Section 16(c) of the Act, Section 216, Title 29, Code Annotated, provides, “* * * When a written request is filed by any employee with the Administrator claiming unpaid minimum wages or unpaid overtime compensation under section 6 or section 7 of this Act, the Administrator may bring an action in any court of competent jurisdiction to recover the amount of such claim: Provided, That this authority to sue shall not be used by the Administrator in any case involving an issue of law which has not been settled finally by the courts, and in any such case no court shall have jurisdiction over such action or proceeding initiated or brought by the Administrator if it does involve any issue of law not so finally settled. * * * ” The purpose of the proviso is to prevent the Administrator from using the authority granted in the general clause to bring test cases involving novel questions of law. See Conference Report No. 1453, October 17, 1949 (To accompany H. R. 5856), U. S. Congressional Service, 1st Session, 1949, p. 2272.
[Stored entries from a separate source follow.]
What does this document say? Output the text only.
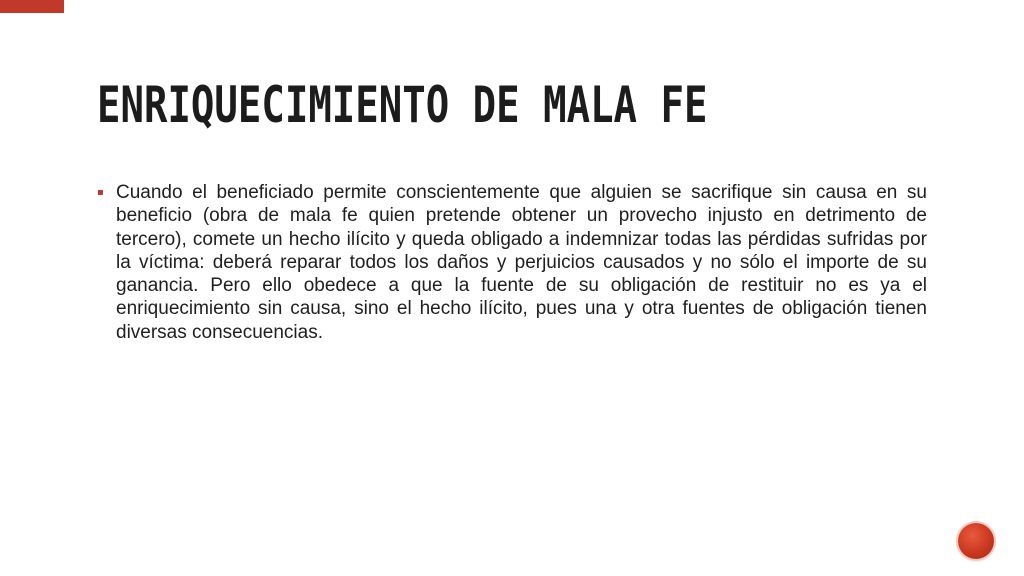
ENRIQUECIMIENTO DE MALA FE
▪ Cuando el beneficiado permite conscientemente que alguien se sacrifique sin causa en su beneficio (obra de mala fe quien pretende obtener un provecho injusto en detrimento de tercero), comete un hecho ilícito y queda obligado a indemnizar todas las pérdidas sufridas por la víctima: deberá reparar todos los daños y perjuicios causados y no sólo el importe de su ganancia. Pero ello obedece a que la fuente de su obligación de restituir no es ya el enriquecimiento sin causa, sino el hecho ilícito, pues una y otra fuentes de obligación tienen diversas consecuencias.
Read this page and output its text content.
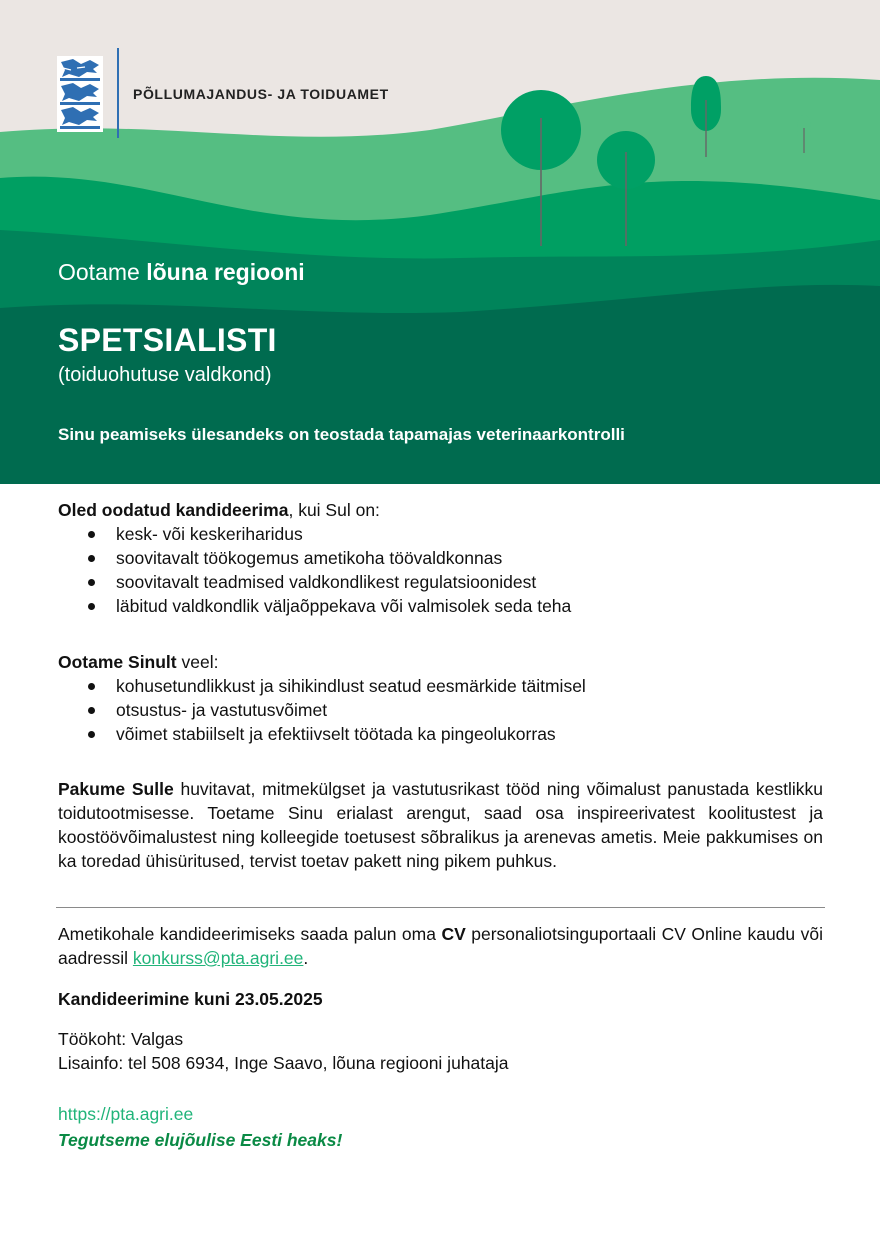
PÕLLUMAJANDUS- JA TOIDUAMET
Ootame lõuna regiooni
SPETSIALISTI
(toiduohutuse valdkond)
Sinu peamiseks ülesandeks on teostada tapamajas veterinaarkontrolli

Oled oodatud kandideerima, kui Sul on:

kesk- või keskeriharidus
soovitavalt töökogemus ametikoha töövaldkonnas
soovitavalt teadmised valdkondlikest regulatsioonidest
läbitud valdkondlik väljaõppekava või valmisolek seda teha

Ootame Sinult veel:

kohusetundlikkust ja sihikindlust seatud eesmärkide täitmisel
otsustus- ja vastutusvõimet
võimet stabiilselt ja efektiivselt töötada ka pingeolukorras
Pakume Sulle huvitavat, mitmekülgset ja vastutusrikast tööd ning võimalust panustada kestlikku toidutootmisesse. Toetame Sinu erialast arengut, saad osa inspireerivatest koolitustest ja koostöövõimalustest ning kolleegide toetusest sõbralikus ja arenevas ametis. Meie pakkumises on ka toredad ühisüritused, tervist toetav pakett ning pikem puhkus.
Ametikohale kandideerimiseks saada palun oma CV personaliotsinguportaali CV Online kaudu või aadressil konkurss@pta.agri.ee.
Kandideerimine kuni 23.05.2025
Töökoht: Valgas
Lisainfo: tel 508 6934, Inge Saavo, lõuna regiooni juhataja
https://pta.agri.ee
Tegutseme elujõulise Eesti heaks!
It was the intention of Congress that the Administrator should have general authority to institute suits to recover employees’ claims in any Court of competent jurisdiction, hut if it should appear during the course of any such suit that the Administrator has used the authority granted him for the purpose of testing a novel question of law, then the proviso should operate to divest the Court of its jurisdiction. One claiming the benefit of a proviso following a general clause in a statute has the burden of showing that the proviso is applicable. Schlemmer v. Buffalo, R. & P. Ry. Co., 205 U.S. 1, 27 S.Ct. 407, 51 L.Ed. 681; Barringer v. Dinkier Hotels Co., 4 Cir., 61 F.2d 82; 82 C.J.S., Statutes, § 381, p. 886. Defendant’s first and second motions must therefore fail.

Defendant’s third motion is made under Fed.Rules Civ.Proc. rule 12(e), 28 U.S.C.A., which provides, “If a pleading to which a responsive pleading is permitted is so vague or ambiguous that a party cannot reasonably be required to frame a responsive pleading, he may move for a more definite statement before interposing his responsive pleading. * * * ” Defendant’s motion is not directed to anything vague or ambiguous in the complaint, but is, in effect, seeking information which may be obtained by discovery. A motion for a more definite statement *555may not be used for such a. purpose. Discovery is provided for elsewhere. Rule 26 et seq.

It is therefore Ordered that defendant’s motions are denied.